Mad Men: Bittorrent Edition, by Conor McGarrigle (via, via):
the video simultaneously acts as a visualisation of bittorrent traffic and the practice of filesharing and is an aesthetically beautiful by product of the bittorrent process as the pieces of the original file are rearranged and reconfigured into a new transitory in-between state.
It also avoids infringing the copyright of Madmen as it is incomplete.
There are some interesting reactions to this on a Metafilter thread. For example, here’s Malice (#):
I’m not so sure that’s the “bittorrent edition” so much as the “online streaming of pirated tv shows” edition.

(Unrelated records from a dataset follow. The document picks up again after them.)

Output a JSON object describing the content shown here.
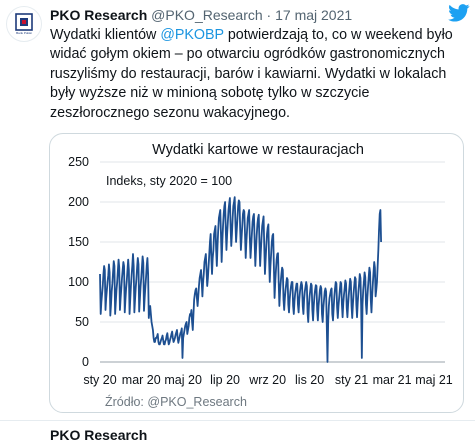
{
  "tweet": {
    "author_name": "PKO Research",
    "author_handle": "@PKO_Research",
    "separator": "·",
    "date": "17 maj 2021",
    "text_before_mention": "Wydatki klientów ",
    "mention": "@PKOBP",
    "text_after_mention": " potwierdzają to, co w weekend było widać gołym okiem – po otwarciu ogródków gastronomicznych ruszyliśmy do restauracji, barów i kawiarni. Wydatki w lokalach były wyższe niż w minioną sobotę tylko w szczycie zeszłorocznego sezonu wakacyjnego.",
    "avatar_caption": "Bank Polski",
    "icons": [
      "pko-logo-icon",
      "twitter-bird-icon"
    ]
  },
  "next_tweet": {
    "author_name": "PKO Research"
  },
  "colors": {
    "line": "#1d4f91",
    "mention": "#1b95e0",
    "twitter_blue": "#1da1f2",
    "pko_navy": "#1d3a7a"
  },
  "chart_data": {
    "type": "line",
    "title": "Wydatki kartowe w restauracjach",
    "annotation": "Indeks, sty 2020 = 100",
    "source": "Źródło: @PKO_Research",
    "x_tick_labels": [
      "sty 20",
      "mar 20",
      "maj 20",
      "lip 20",
      "wrz 20",
      "lis 20",
      "sty 21",
      "mar 21",
      "maj 21"
    ],
    "x_range": [
      "2020-01-01",
      "2021-05-17"
    ],
    "ylim": [
      0,
      250
    ],
    "y_ticks": [
      0,
      50,
      100,
      150,
      200,
      250
    ],
    "grid": "horizontal",
    "legend": "none",
    "series": [
      {
        "frequency": "daily",
        "x_start": "2020-01-01",
        "values": [
          110,
          60,
          75,
          85,
          95,
          110,
          120,
          115,
          65,
          80,
          90,
          100,
          108,
          122,
          112,
          58,
          72,
          88,
          98,
          112,
          126,
          120,
          60,
          75,
          90,
          100,
          114,
          128,
          118,
          65,
          80,
          92,
          105,
          115,
          125,
          120,
          62,
          78,
          92,
          102,
          115,
          128,
          115,
          60,
          78,
          95,
          108,
          120,
          135,
          120,
          62,
          78,
          93,
          104,
          118,
          130,
          122,
          63,
          78,
          94,
          105,
          118,
          132,
          124,
          64,
          80,
          94,
          106,
          120,
          130,
          110,
          55,
          65,
          70,
          60,
          50,
          45,
          40,
          30,
          25,
          25,
          30,
          30,
          32,
          35,
          25,
          22,
          22,
          25,
          28,
          30,
          33,
          27,
          22,
          22,
          26,
          28,
          33,
          36,
          28,
          22,
          24,
          28,
          31,
          35,
          38,
          30,
          25,
          27,
          30,
          34,
          37,
          40,
          30,
          24,
          28,
          32,
          36,
          38,
          42,
          5,
          30,
          35,
          40,
          45,
          48,
          50,
          35,
          40,
          45,
          55,
          60,
          58,
          65,
          50,
          40,
          60,
          78,
          85,
          90,
          92,
          80,
          70,
          82,
          95,
          105,
          110,
          115,
          100,
          82,
          100,
          110,
          125,
          130,
          135,
          115,
          95,
          105,
          120,
          135,
          150,
          160,
          130,
          110,
          130,
          140,
          160,
          165,
          170,
          140,
          120,
          145,
          165,
          180,
          185,
          190,
          160,
          125,
          150,
          170,
          185,
          195,
          200,
          165,
          140,
          160,
          175,
          190,
          198,
          205,
          170,
          145,
          160,
          180,
          195,
          200,
          206,
          175,
          150,
          165,
          180,
          195,
          202,
          200,
          165,
          140,
          155,
          170,
          185,
          190,
          188,
          160,
          130,
          150,
          165,
          180,
          185,
          190,
          155,
          130,
          145,
          160,
          175,
          182,
          185,
          150,
          120,
          140,
          158,
          172,
          180,
          184,
          150,
          120,
          138,
          155,
          170,
          176,
          182,
          145,
          110,
          128,
          145,
          160,
          168,
          172,
          130,
          100,
          120,
          135,
          150,
          158,
          160,
          120,
          80,
          100,
          115,
          128,
          135,
          136,
          100,
          70,
          88,
          100,
          110,
          118,
          115,
          78,
          65,
          80,
          90,
          98,
          105,
          103,
          72,
          62,
          78,
          88,
          95,
          100,
          100,
          70,
          60,
          76,
          86,
          92,
          98,
          98,
          72,
          62,
          78,
          88,
          95,
          100,
          96,
          70,
          60,
          78,
          88,
          94,
          100,
          95,
          62,
          50,
          70,
          82,
          90,
          98,
          96,
          65,
          52,
          70,
          82,
          90,
          96,
          95,
          65,
          52,
          70,
          80,
          90,
          95,
          92,
          60,
          50,
          68,
          78,
          88,
          92,
          88,
          45,
          0,
          50,
          70,
          80,
          85,
          90,
          92,
          60,
          52,
          68,
          82,
          92,
          100,
          98,
          68,
          55,
          70,
          80,
          90,
          100,
          98,
          72,
          56,
          74,
          84,
          92,
          102,
          98,
          68,
          56,
          72,
          84,
          94,
          104,
          100,
          70,
          55,
          72,
          86,
          96,
          106,
          104,
          72,
          56,
          74,
          88,
          98,
          110,
          105,
          70,
          5,
          72,
          90,
          100,
          112,
          106,
          72,
          60,
          80,
          94,
          106,
          118,
          112,
          78,
          62,
          82,
          98,
          112,
          125,
          118,
          82,
          90,
          100,
          120,
          140,
          165,
          185,
          190,
          150
        ]
      }
    ]
  }
}
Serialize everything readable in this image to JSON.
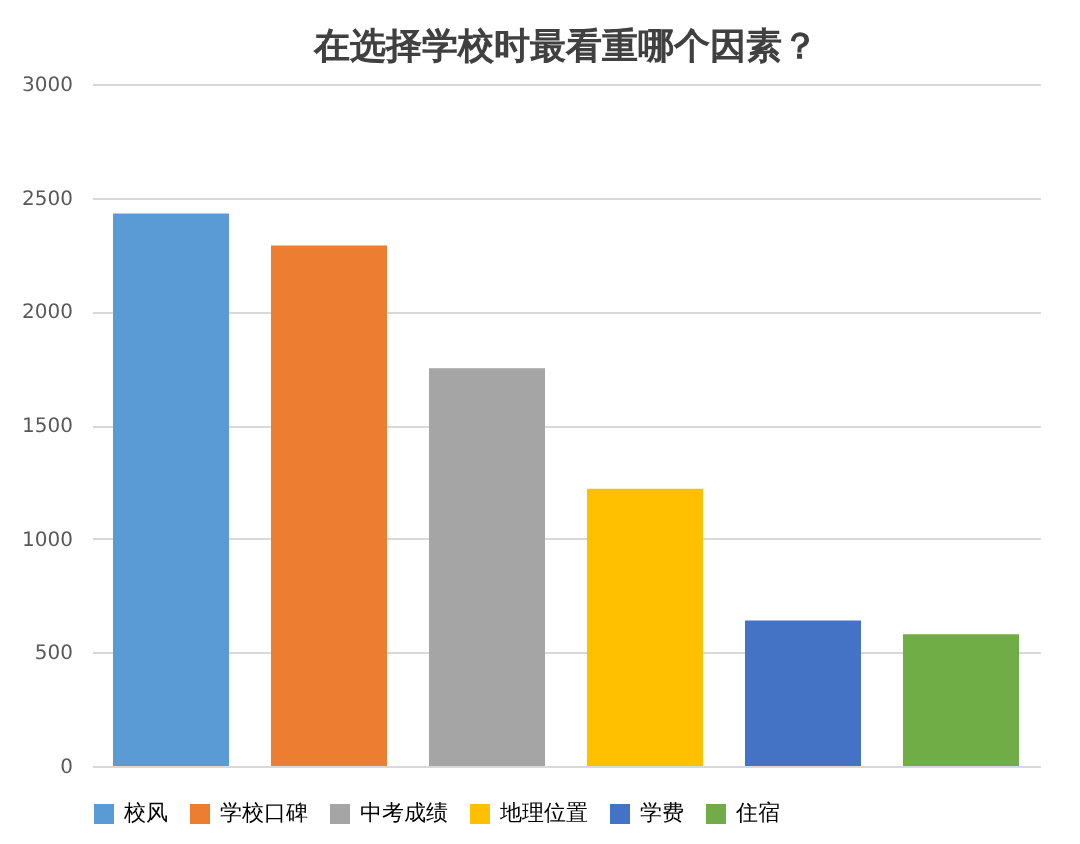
{
  "chart_data": {
    "type": "bar",
    "title": "在选择学校时最看重哪个因素？",
    "categories": [
      null,
      null,
      null,
      null,
      null,
      null
    ],
    "series": [
      {
        "name": "校风",
        "color": "#5b9bd5",
        "values": [
          2430,
          null,
          null,
          null,
          null,
          null
        ]
      },
      {
        "name": "学校口碑",
        "color": "#ed7d31",
        "values": [
          null,
          2290,
          null,
          null,
          null,
          null
        ]
      },
      {
        "name": "中考成绩",
        "color": "#a5a5a5",
        "values": [
          null,
          null,
          1750,
          null,
          null,
          null
        ]
      },
      {
        "name": "地理位置",
        "color": "#ffc000",
        "values": [
          null,
          null,
          null,
          1220,
          null,
          null
        ]
      },
      {
        "name": "学费",
        "color": "#4472c4",
        "values": [
          null,
          null,
          null,
          null,
          640,
          null
        ]
      },
      {
        "name": "住宿",
        "color": "#70ad47",
        "values": [
          null,
          null,
          null,
          null,
          null,
          580
        ]
      }
    ],
    "ylim": [
      0,
      3000
    ],
    "yticks": [
      0,
      500,
      1000,
      1500,
      2000,
      2500,
      3000
    ],
    "grid": "y",
    "legend": "bottom",
    "tick_labels": "y"
  }
}
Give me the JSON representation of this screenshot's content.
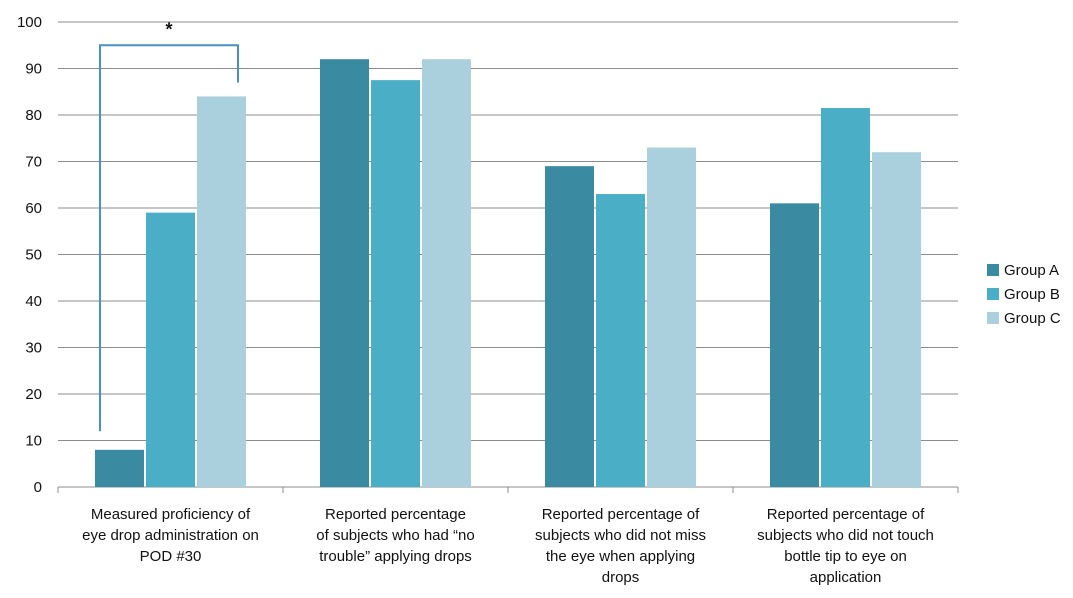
{
  "chart_data": {
    "type": "bar",
    "title": "",
    "xlabel": "",
    "ylabel": "",
    "ylim": [
      0,
      100
    ],
    "yticks": [
      0,
      10,
      20,
      30,
      40,
      50,
      60,
      70,
      80,
      90,
      100
    ],
    "grid": true,
    "legend_position": "right",
    "categories": [
      [
        "Measured proficiency of",
        "eye drop administration on",
        "POD #30"
      ],
      [
        "Reported percentage",
        "of subjects who had “no",
        "trouble” applying drops"
      ],
      [
        "Reported percentage of",
        "subjects who did not miss",
        "the eye when applying",
        "drops"
      ],
      [
        "Reported percentage of",
        "subjects who did not touch",
        "bottle tip to eye on",
        "application"
      ]
    ],
    "series": [
      {
        "name": "Group A",
        "color": "#3a8aa1",
        "values": [
          8,
          92,
          69,
          61
        ]
      },
      {
        "name": "Group B",
        "color": "#4aaec6",
        "values": [
          59,
          87.5,
          63,
          81.5
        ]
      },
      {
        "name": "Group C",
        "color": "#a9d0dc",
        "values": [
          84,
          92,
          73,
          72
        ]
      }
    ],
    "annotations": [
      {
        "type": "significance-bracket",
        "label": "*",
        "category_index": 0,
        "from_series": 0,
        "to_series": 2,
        "top_value": 95,
        "color": "#4a90c4"
      }
    ]
  }
}
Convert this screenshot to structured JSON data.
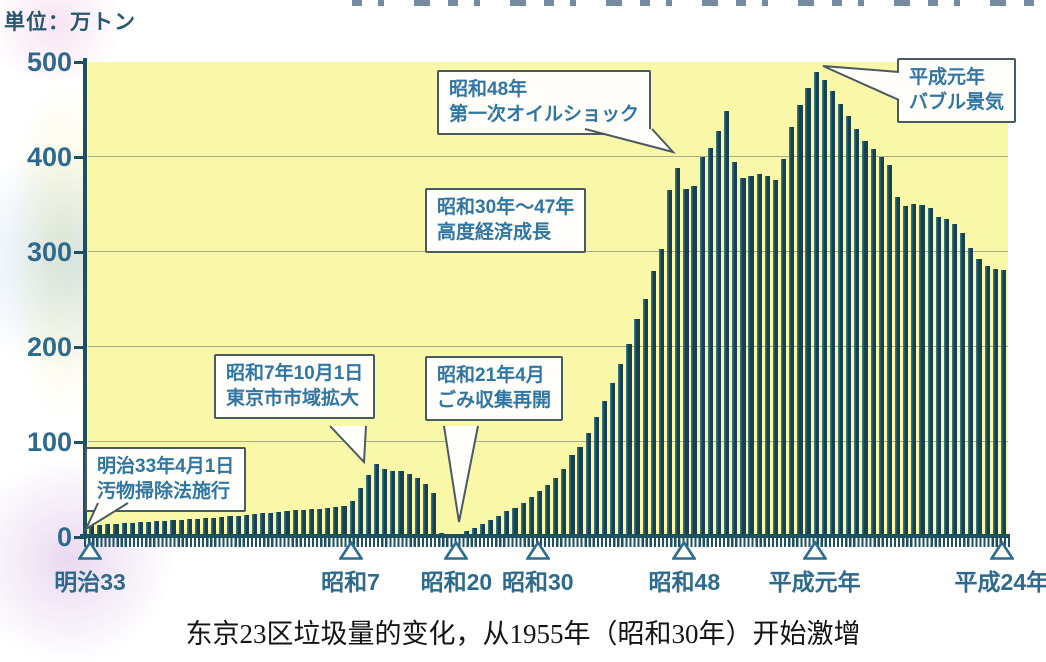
{
  "page": {
    "unit_label": "単位：万トン",
    "caption": "东京23区垃圾量的变化，从1955年（昭和30年）开始激增"
  },
  "colors": {
    "bar": "#16424f",
    "plot_background": "#f8f8a8",
    "axis": "#1d5060",
    "tick_label": "#2d6a8d",
    "annotation_text": "#3076a3",
    "caption_text": "#141414"
  },
  "chart_data": {
    "type": "bar",
    "title": "",
    "ylabel": "単位：万トン",
    "ylim": [
      0,
      500
    ],
    "yticks": [
      0,
      100,
      200,
      300,
      400,
      500
    ],
    "grid": "horizontal",
    "x_start_year": 1900,
    "x_end_year": 2012,
    "x_axis_markers": [
      {
        "label": "明治33",
        "year": 1900
      },
      {
        "label": "昭和7",
        "year": 1932
      },
      {
        "label": "昭和20",
        "year": 1945
      },
      {
        "label": "昭和30",
        "year": 1955
      },
      {
        "label": "昭和48",
        "year": 1973
      },
      {
        "label": "平成元年",
        "year": 1989
      },
      {
        "label": "平成24年",
        "year": 2012
      }
    ],
    "values": [
      13,
      13,
      14,
      14,
      15,
      15,
      16,
      16,
      17,
      17,
      18,
      18,
      19,
      19,
      20,
      20,
      21,
      22,
      22,
      23,
      24,
      25,
      25,
      26,
      27,
      28,
      28,
      29,
      30,
      31,
      32,
      33,
      38,
      52,
      65,
      77,
      72,
      70,
      69,
      66,
      62,
      56,
      46,
      4,
      2,
      2,
      6,
      10,
      14,
      18,
      22,
      27,
      31,
      36,
      42,
      48,
      55,
      62,
      72,
      86,
      95,
      110,
      126,
      143,
      162,
      182,
      203,
      229,
      251,
      280,
      303,
      365,
      388,
      366,
      370,
      400,
      410,
      427,
      448,
      395,
      378,
      380,
      382,
      380,
      376,
      398,
      432,
      455,
      473,
      490,
      481,
      470,
      456,
      443,
      430,
      417,
      408,
      400,
      392,
      358,
      348,
      351,
      350,
      346,
      337,
      335,
      330,
      320,
      304,
      293,
      285,
      282,
      281
    ],
    "annotations": [
      {
        "id": "meiji33",
        "line1": "明治33年4月1日",
        "line2": "汚物掃除法施行"
      },
      {
        "id": "showa7",
        "line1": "昭和7年10月1日",
        "line2": "東京市市域拡大"
      },
      {
        "id": "showa21",
        "line1": "昭和21年4月",
        "line2": "ごみ収集再開"
      },
      {
        "id": "showa30_47",
        "line1": "昭和30年～47年",
        "line2": "高度経済成長"
      },
      {
        "id": "showa48",
        "line1": "昭和48年",
        "line2": "第一次オイルショック"
      },
      {
        "id": "heisei1",
        "line1": "平成元年",
        "line2": "バブル景気"
      }
    ],
    "legend": "none"
  }
}
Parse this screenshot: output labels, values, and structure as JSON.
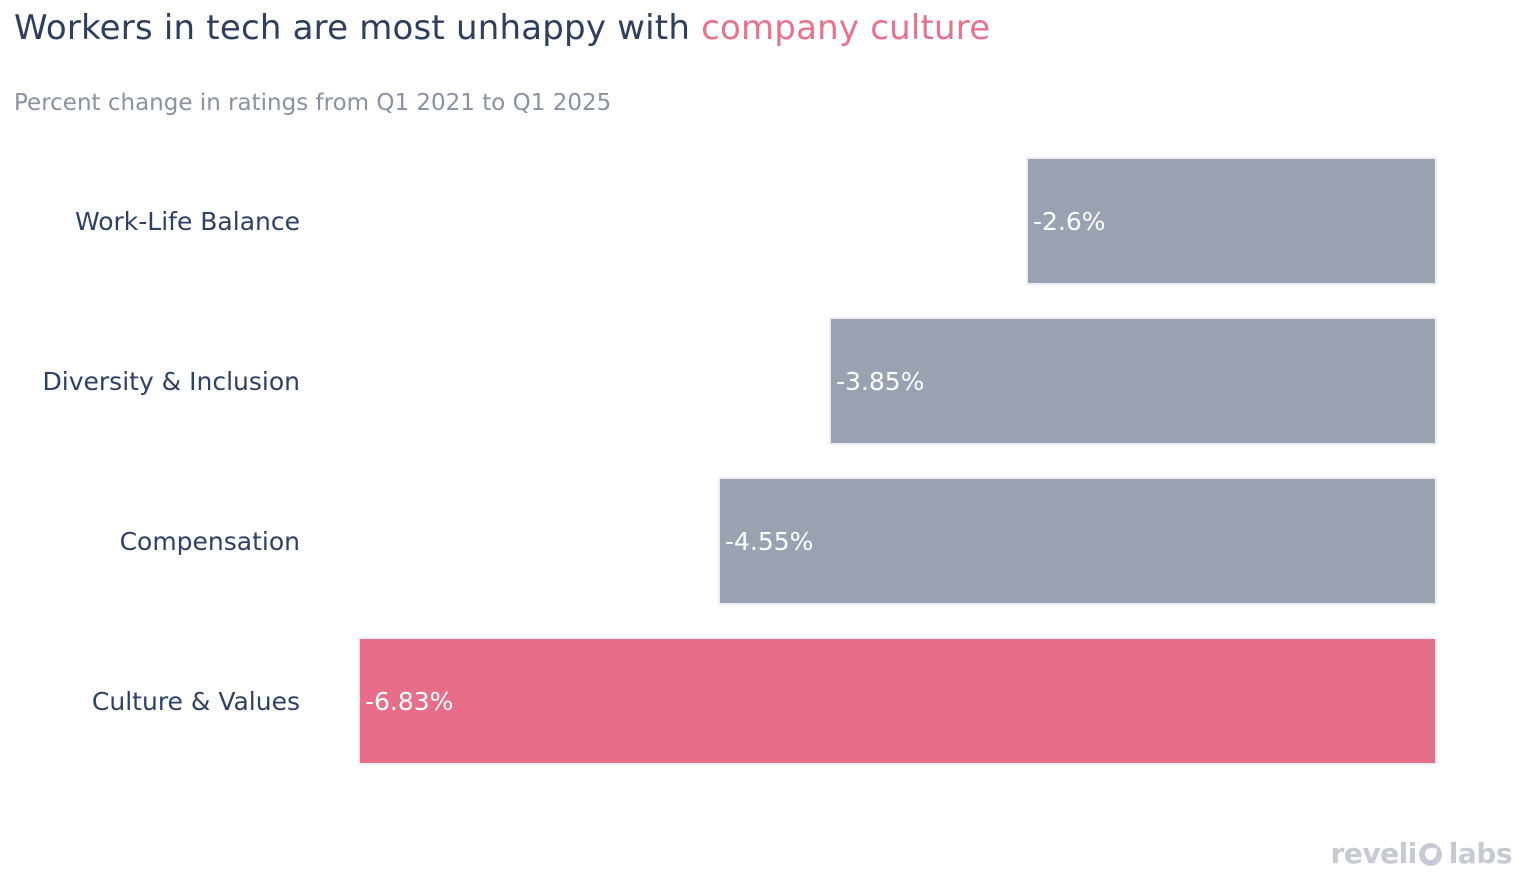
{
  "header": {
    "title_prefix": "Workers in tech are most unhappy with ",
    "title_highlight": "company culture",
    "subtitle": "Percent change in ratings from Q1 2021 to Q1 2025"
  },
  "chart_data": {
    "type": "bar",
    "orientation": "horizontal",
    "title": "Workers in tech are most unhappy with company culture",
    "subtitle": "Percent change in ratings from Q1 2021 to Q1 2025",
    "categories": [
      "Work-Life Balance",
      "Diversity & Inclusion",
      "Compensation",
      "Culture & Values"
    ],
    "values": [
      -2.6,
      -3.85,
      -4.55,
      -6.83
    ],
    "value_labels": [
      "-2.6%",
      "-3.85%",
      "-4.55%",
      "-6.83%"
    ],
    "xlabel": "",
    "ylabel": "",
    "xlim": [
      -6.9,
      0
    ],
    "grid": false,
    "legend": false,
    "bar_color": "#9aa2b2",
    "highlight_color": "#e76d89",
    "highlight_index": 3,
    "value_label_color": "#ffffff",
    "category_label_color": "#2d4065"
  },
  "footer": {
    "logo_text": "revelio labs",
    "logo_pre": "reveli",
    "logo_icon": "revelio-o-mark",
    "logo_post": "labs"
  }
}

I also just don’t get how this is lovely at all. It’s rather annoying. Why anyone would voluntarily watch that is beyond me, this is the sort of thing that happens on rainy days to satellite subscribers, or when Netflix is being shitty.
Greg Nog replies (#):
It’s very pretty! And the theme of damage and incompleteness being wreaked upon a background of superficial aesthetic appeal works really well for its source material. Coupled with the (also very pretty song), I found this to hold a compellingly melancholy kind of charm for me — far more so than the AMC show holds, in fact.
shakespeherian added (#)
I think you’re missing what the draw is here for some folks, myself included. One of the ways that art functions is to draw attention to the overlooked, to find weird little spaces in common experience that people tend to skip over impatiently when they’re looking for the Real Meat Of Life, and to say: What if we just look at this one little thing? What if, instead of skipping over it, we acknowledge its commonality, we indulge it in the things we recognize about it, we allow it to play out and examine what it has to offer? Is there anything it can reveal, any way its random parts can accidentally work in concert to make something interesting? This process that so many of us participate in— torrenting episodes of a glossy-looking teevee show— what alternative results can spring from that same activity, and what happens if we just look at those results as if that was what we were trying for?
Also in the thread, as Kevin Slavin noted, there’s a good description of how the effects emerge by Rhomboid.